Potentiel descendant de l’écrivain occitan prix Nobel Frédéric Mistral – « je sais qu’il a assisté à un mariage dans la famille, mais la généalogie se perd après des mariages entre cousins », sourit-il. Philippe Mistral s’intéresse lui aussi aux cultures locales. À celles plus lointaines. Un documentaire qu’il présentera cet été porte sur l’enquête que l’environnementaliste avignonnais a menée auprès du peuple amérindien waorani, en proie à la pression des compagnies pétrolières, aux déforestations, pollutions et conflits en tout genre qui vont avec. Avec son équipe, ils ont souhaité leur venir en aide.

Influencer les choses
À 42 ans, Philippe Mistral n’en est pas à son coup d’essai. Trente expéditions dans les jambes, organisées par lui-même ou en collaboration, pendant lesquelles le géographe a scruté  les cartes du globe pour en déceler les moindres interstices insoupçonnés. Le plus souvent sous les tropiques ou l’Équateur, « il est fait meilleur », sourit-il. Île de Sulawesi en Indonésie, archipel des Chagos de l’océan Indien, massif du Makay à Madagascar… En tout, douze ans en mission de conservation et recherches scientifiques en quête d’aventure humaine et d’essentiel. « Pour moi, l’expérience du voyage tient du sacré », confesse-t-il.

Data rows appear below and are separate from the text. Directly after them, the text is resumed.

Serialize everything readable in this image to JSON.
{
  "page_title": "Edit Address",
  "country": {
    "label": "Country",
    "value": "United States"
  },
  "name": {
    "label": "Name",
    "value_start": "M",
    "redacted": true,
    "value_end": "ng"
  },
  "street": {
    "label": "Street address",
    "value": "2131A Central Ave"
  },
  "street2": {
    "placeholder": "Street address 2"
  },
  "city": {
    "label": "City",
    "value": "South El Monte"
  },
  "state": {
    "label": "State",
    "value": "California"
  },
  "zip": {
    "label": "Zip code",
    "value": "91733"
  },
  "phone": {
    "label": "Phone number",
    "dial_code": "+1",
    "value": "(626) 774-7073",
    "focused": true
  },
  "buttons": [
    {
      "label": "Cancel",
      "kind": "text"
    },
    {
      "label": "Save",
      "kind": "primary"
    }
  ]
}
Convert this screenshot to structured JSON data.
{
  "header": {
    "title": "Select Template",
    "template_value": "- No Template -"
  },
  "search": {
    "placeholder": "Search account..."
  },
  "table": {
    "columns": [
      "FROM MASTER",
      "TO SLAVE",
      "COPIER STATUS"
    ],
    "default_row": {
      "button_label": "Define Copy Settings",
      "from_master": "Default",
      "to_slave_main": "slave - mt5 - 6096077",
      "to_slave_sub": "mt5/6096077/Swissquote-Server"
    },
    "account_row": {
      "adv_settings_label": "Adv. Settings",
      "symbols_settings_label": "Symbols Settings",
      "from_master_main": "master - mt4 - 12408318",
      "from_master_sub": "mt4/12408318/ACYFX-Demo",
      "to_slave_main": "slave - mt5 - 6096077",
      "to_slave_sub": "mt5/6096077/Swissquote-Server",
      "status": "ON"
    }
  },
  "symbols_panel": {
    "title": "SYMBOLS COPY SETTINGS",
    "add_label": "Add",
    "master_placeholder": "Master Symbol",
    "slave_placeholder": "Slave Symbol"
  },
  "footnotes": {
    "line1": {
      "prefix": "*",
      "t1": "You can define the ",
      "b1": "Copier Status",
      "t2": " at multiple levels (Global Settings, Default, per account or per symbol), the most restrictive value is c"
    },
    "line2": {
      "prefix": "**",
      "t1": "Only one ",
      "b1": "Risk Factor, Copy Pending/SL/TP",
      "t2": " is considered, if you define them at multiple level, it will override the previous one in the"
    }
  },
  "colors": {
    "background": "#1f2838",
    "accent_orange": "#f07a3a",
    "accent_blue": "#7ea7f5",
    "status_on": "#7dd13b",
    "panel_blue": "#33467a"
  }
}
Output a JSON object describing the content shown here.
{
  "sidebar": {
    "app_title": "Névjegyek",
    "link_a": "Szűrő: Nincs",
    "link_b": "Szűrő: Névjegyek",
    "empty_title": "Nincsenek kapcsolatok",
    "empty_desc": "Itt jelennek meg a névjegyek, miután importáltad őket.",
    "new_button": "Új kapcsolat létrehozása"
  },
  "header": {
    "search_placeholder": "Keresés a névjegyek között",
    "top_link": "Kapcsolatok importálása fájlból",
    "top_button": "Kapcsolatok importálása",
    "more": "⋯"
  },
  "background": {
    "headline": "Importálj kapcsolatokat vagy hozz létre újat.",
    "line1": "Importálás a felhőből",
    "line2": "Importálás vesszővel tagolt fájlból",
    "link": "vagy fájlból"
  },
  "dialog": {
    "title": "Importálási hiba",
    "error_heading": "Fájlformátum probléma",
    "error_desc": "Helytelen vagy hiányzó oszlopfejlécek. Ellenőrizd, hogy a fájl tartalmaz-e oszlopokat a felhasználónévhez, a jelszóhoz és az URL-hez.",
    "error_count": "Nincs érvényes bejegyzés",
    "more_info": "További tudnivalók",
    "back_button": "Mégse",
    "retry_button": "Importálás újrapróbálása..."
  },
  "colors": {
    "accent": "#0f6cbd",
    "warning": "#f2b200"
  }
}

Également conférencier, Philippe Mistral propose aux entreprises qui le souhaitent ses projections et ses ateliers pédagogiques « positifs sur l’écologie ». Positifs ? « C’est une demande récurrente de mes clients qui ne veulent pas être accablés. Mais je suis bien obligé d’aller à l’encontre de cette demande, parce que, sans être négatif, il faut être réaliste ! Alarmant, mais pas alarmiste. »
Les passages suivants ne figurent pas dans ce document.